Für die Flüchtlingshelfer habe sich nichts geändert, aber im privaten Umfeld sehr viel: "Die Gesellschaft soll sich nicht spalten", sagt Birgit Reis. "Aber die Welt ändert sich völlig für mich." Der Bekanntenkreis? "Ich muss mich fragen, wer noch meine Freunde sind." Diese Erfahrung teilt Birgit Reis mit den anderen Teilnehmerinnen und Teilnehmern des Pilotprojektes. Auf die konkrete Arbeit wirke sich das nicht aus, erzählen die Helferinnen und Helfer, aber sie müssen sich stärker rechtfertigen für das, was sie tun.

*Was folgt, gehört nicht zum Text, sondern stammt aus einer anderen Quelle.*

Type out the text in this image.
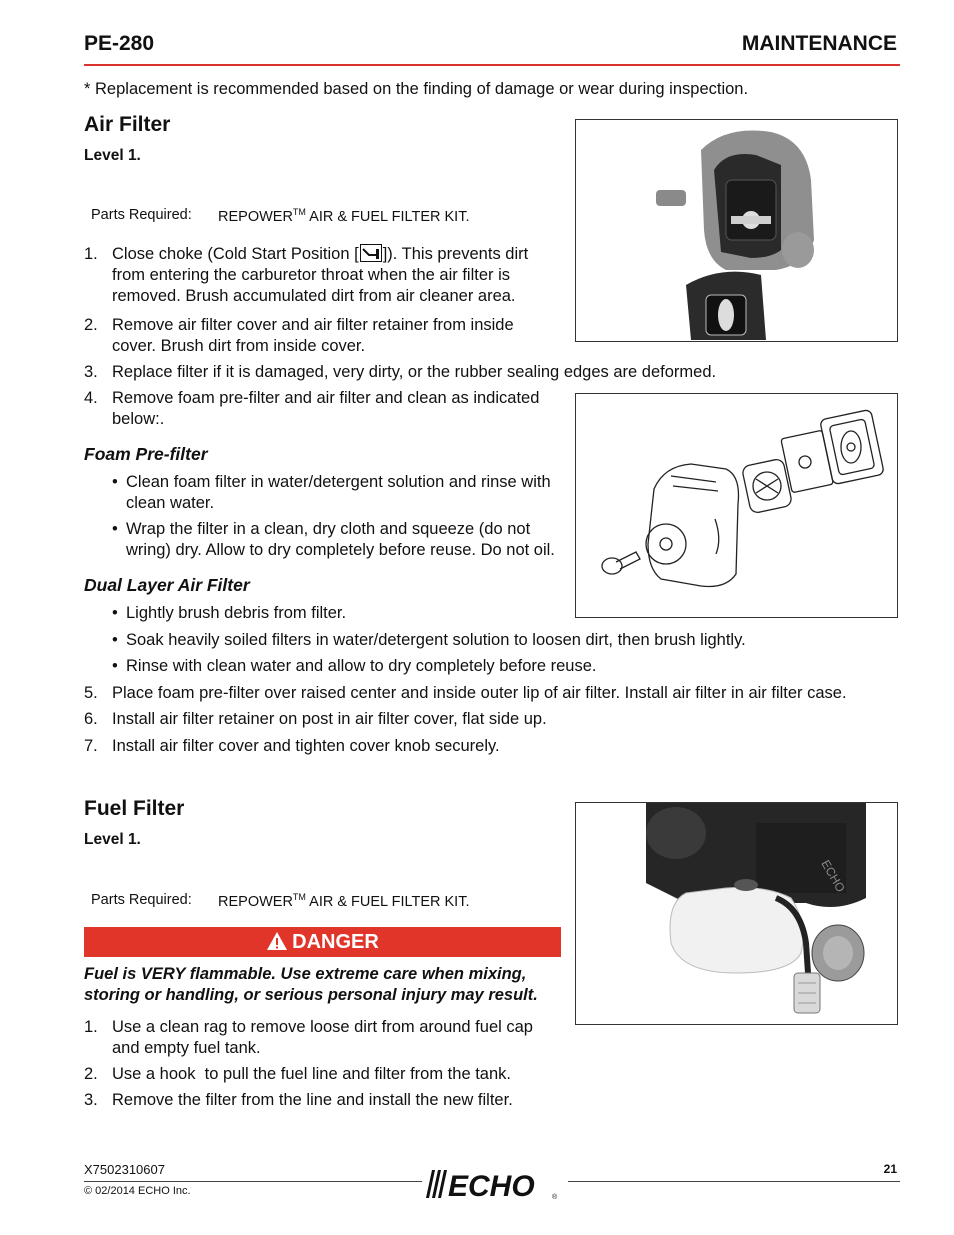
PE-280	MAINTENANCE
* Replacement is recommended based on the finding of damage or wear during inspection.
Air Filter
Level 1.
Parts Required: REPOWER™ AIR & FUEL FILTER KIT.
1. Close choke (Cold Start Position [ ]). This prevents dirt
from entering the carburetor throat when the air filter is
removed. Brush accumulated dirt from air cleaner area.
2. Remove air filter cover and air filter retainer from inside
cover. Brush dirt from inside cover.
3. Replace filter if it is damaged, very dirty, or the rubber sealing edges are deformed.
4. Remove foam pre-filter and air filter and clean as indicated
below:.
Foam Pre-filter
• Clean foam filter in water/detergent solution and rinse with
clean water.
• Wrap the filter in a clean, dry cloth and squeeze (do not
wring) dry. Allow to dry completely before reuse. Do not oil.
Dual Layer Air Filter
• Lightly brush debris from filter.
• Soak heavily soiled filters in water/detergent solution to loosen dirt, then brush lightly.
• Rinse with clean water and allow to dry completely before reuse.
5. Place foam pre-filter over raised center and inside outer lip of air filter. Install air filter in air filter case.
6. Install air filter retainer on post in air filter cover, flat side up.
7. Install air filter cover and tighten cover knob securely.
Fuel Filter
Level 1.
Parts Required: REPOWER™ AIR & FUEL FILTER KIT.
DANGER
Fuel is VERY flammable. Use extreme care when mixing,
storing or handling, or serious personal injury may result.
1. Use a clean rag to remove loose dirt from around fuel cap
and empty fuel tank.
2. Use a hook  to pull the fuel line and filter from the tank.
3. Remove the filter from the line and install the new filter.
ECHO
X7502310607
© 02/2014 ECHO Inc.
21
ECHO ®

Das sachliche Argumentieren, das sei eine gesicherte Erkenntnis, helfe in solchen Situationen nicht weiter, weiß Projektleiterin Ann Marie Krewer. In den Kursen lernen die 18 Teilnehmerinnen und Teilnehmer, sich ihrer eigenen Vorurteile bewusst zu werden und so auch Verständnis für die Ängste ihres Gegenübers zu entwickeln. Wenn es gut läuft, können sie so ein konstruktives Gespräch anleiten lernen. Manchmal sei es aber auch ein Zeichen von Stärke, zu erkennen, dass etwas nicht guttut, dass ein Konflikt nichts nützen wird - und dann auch in der Lage zu sein, ihn zu beenden.
Das ist durchaus schwere Kost, weiß Ann Marie Krewer aus vielen Gesprächen. Aber auf der anderen Seite steht viel Bereicherndes: die neuen Menschen, der neue Horizont, die Dankbarkeit für die enorm stärkenden Begegnungen über die Kulturen hinweg. Damit dies für beide Seiten gilt, ist der kultursensible Aspekt so wichtig: "Es ist notwendig, aus der Hierarchie herauszukommen", betont Ann Marie Krewer: Die Menschen, die es bis hierher geschafft haben, sind starke Persönlichkeiten.
Sie in dieser Stärke ernst zu nehmen fördere wiederum auch ihre Anpassungskräfte, die sie für eine gelingende Integration brauchen. "Diese Menschen sind keine Bittsteller", sagt auch Birgit Reis. "Sie sind aus guten Gründen hier." Ihr reicht das. Aus welchen Gründen genau, das weiß sie manchmal gar nicht - sprachliche Barrieren sind eben doch nicht nur mit gutem Willen zu überwinden.
Aber das Gefühl vermitteln, dass die Frauen sich beim gemeinsamen Essen willkommen fühlen, das geht auch so. Hände zum Zeigen, geteiltes Essen, eine Umarmung - dafür brauchen die Frauen keine gemeinsame Sprache. "Ich kann die Zukunft gestalten, wenn ich an eine Sache glaube", ist Birgit Reis überzeugt. "Wir brauchen die positiven Menschen, die, die sagen: Wir schaffen das!"
Deswegen war ihr die Teilnahme am Projekt so wichtig: Weil dort Gleichgesinnte sind, Menschen, die ihr Herz öffnen und sich gegenseitig unterstützen. Auch hier neue Begegnungen, die stärken. Birgit Reis ist Realistin: "Ich kann nicht allen helfen. Es ist ein Fass ohne Boden." Sie versuche, diese Tatsache zu akzeptieren und auszuhalten, "die Trauer und die Frustration anzunehmen als Teil meiner selbst". Ihr Rezept: "Im Hier und Jetzt leben. Und jetzt sitzen wir hier zusammen, jetzt haben wir miteinander zu tun. Und wenn wir auseinandergehen, nehmen wir alle diese Erinnerung mit."